La deuxième tentation héritée du colonialisme est celle de l’argent facile. Quel est le taux de Camerounais et d’Africains qui n’est pas perméable à la forme de corruption assez spéciale qui sévit sous nos latitudes ? Le colon vivait dans des conditions idylliques alors que l’on avait l’impression qu’il ne travaillait pas. Aujourd’hui, ceux-la qui sont les « nouveaux Blancs » – les nouveaux riches, commerçants, cadres supérieurs – ne pensent pas que leur rémunération et leur niveau de vie devraient correspondre au travail fourni. Toute personne qui se retrouve à un lieu de circulation de l’argent – du policier au ministre, en passant par le proviseur – se croit autorisé d’y puiser à sa guise, sous les acclamations du peuple dont chaque membre rêve d’être à sa place.
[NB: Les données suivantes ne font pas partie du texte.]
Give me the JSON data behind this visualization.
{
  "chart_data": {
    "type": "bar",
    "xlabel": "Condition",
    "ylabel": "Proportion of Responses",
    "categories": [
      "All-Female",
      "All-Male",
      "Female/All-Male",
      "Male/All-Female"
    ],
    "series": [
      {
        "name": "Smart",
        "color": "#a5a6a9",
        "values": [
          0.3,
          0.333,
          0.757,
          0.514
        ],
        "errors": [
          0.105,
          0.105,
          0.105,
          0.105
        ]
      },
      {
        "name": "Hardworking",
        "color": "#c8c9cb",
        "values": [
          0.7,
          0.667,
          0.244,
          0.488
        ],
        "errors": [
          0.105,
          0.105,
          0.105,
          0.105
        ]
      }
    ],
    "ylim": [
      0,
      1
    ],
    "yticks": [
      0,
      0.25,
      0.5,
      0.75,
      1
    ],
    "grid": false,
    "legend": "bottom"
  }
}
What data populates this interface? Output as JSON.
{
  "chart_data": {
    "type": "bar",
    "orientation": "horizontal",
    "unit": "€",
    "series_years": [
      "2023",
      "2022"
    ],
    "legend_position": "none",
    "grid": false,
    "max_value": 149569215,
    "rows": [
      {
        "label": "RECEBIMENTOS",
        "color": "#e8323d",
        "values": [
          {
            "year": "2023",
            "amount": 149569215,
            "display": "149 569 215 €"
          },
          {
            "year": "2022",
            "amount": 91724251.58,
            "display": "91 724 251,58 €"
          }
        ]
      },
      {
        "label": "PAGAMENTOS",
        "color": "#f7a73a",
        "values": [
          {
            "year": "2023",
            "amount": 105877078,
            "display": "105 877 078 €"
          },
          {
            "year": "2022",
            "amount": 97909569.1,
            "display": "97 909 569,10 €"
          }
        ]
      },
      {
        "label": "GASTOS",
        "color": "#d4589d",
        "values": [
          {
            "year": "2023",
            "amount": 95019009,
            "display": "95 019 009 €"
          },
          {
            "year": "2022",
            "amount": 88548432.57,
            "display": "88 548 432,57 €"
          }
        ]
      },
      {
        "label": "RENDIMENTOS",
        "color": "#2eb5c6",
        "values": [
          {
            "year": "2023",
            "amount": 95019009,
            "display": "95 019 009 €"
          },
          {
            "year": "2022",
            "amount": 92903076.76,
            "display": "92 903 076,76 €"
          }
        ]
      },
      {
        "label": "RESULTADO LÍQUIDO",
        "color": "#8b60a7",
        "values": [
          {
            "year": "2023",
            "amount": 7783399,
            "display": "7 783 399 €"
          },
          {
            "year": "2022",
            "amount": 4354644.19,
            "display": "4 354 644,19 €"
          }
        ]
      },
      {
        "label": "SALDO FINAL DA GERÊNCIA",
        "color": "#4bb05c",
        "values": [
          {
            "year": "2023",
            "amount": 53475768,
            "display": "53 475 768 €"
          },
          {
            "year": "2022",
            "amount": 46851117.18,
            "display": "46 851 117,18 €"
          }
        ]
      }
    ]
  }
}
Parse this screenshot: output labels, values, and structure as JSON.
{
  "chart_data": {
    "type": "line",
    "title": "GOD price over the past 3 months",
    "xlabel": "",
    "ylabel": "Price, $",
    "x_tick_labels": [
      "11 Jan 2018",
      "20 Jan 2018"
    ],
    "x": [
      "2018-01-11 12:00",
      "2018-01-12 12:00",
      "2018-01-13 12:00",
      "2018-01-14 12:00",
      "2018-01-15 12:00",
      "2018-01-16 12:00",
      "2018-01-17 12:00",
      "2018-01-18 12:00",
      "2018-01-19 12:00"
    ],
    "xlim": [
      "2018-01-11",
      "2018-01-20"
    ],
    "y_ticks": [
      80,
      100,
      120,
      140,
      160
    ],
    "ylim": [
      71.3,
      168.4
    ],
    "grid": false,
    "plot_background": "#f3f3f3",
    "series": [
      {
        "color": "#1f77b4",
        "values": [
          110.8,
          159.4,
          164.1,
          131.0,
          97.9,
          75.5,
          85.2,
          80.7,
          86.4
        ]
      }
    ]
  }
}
Grâce à cette parcelle de puissance volée au peuple, l’on écrasera le peuple par tous les moyens dont l’arnaque, l’abus de pouvoir, la gloutonnerie, une pornographie débridée jusqu’à la pédophilie, la prostitution et le proxénétisme familial et autres pratiques plus outrancières les unes que les autres. Lisez donc le livre d’un initié, le professeur J.E. Pondy qui parle du droit de cuissage à l’université du Cameroun et vous me direz ensuite que c’est à l’universitaire ou à l’intellectuel qu’il faudrait donner le pouvoir sans confession.
Ces tares sont-elles les séquelles de la colonisation. C’est indéniable. Et on les retrouve au sein de toutes les anciennes colonies d’Afrique d’Amérique et d’Asie. Amusez-vous à compter le nombre de présidents qui ont occupé le poste au Brésil, de l’accession de l’indépendance à l’avènement de Lula. Pensez aux paires de Chaussures de madame Imelda Marcos. Ces tares sont-elles issues de la seule colonisation ! Nous pensons que selon que les peuples avaient des prédispositions ou non, ces tares font des dégâts plus ou moins profonds et mettent plus de temps à être éradiquées. Selon que les peuples se donnent les moyens grâce à la réflexion de ses élites politiques mais surtout intellectuelle.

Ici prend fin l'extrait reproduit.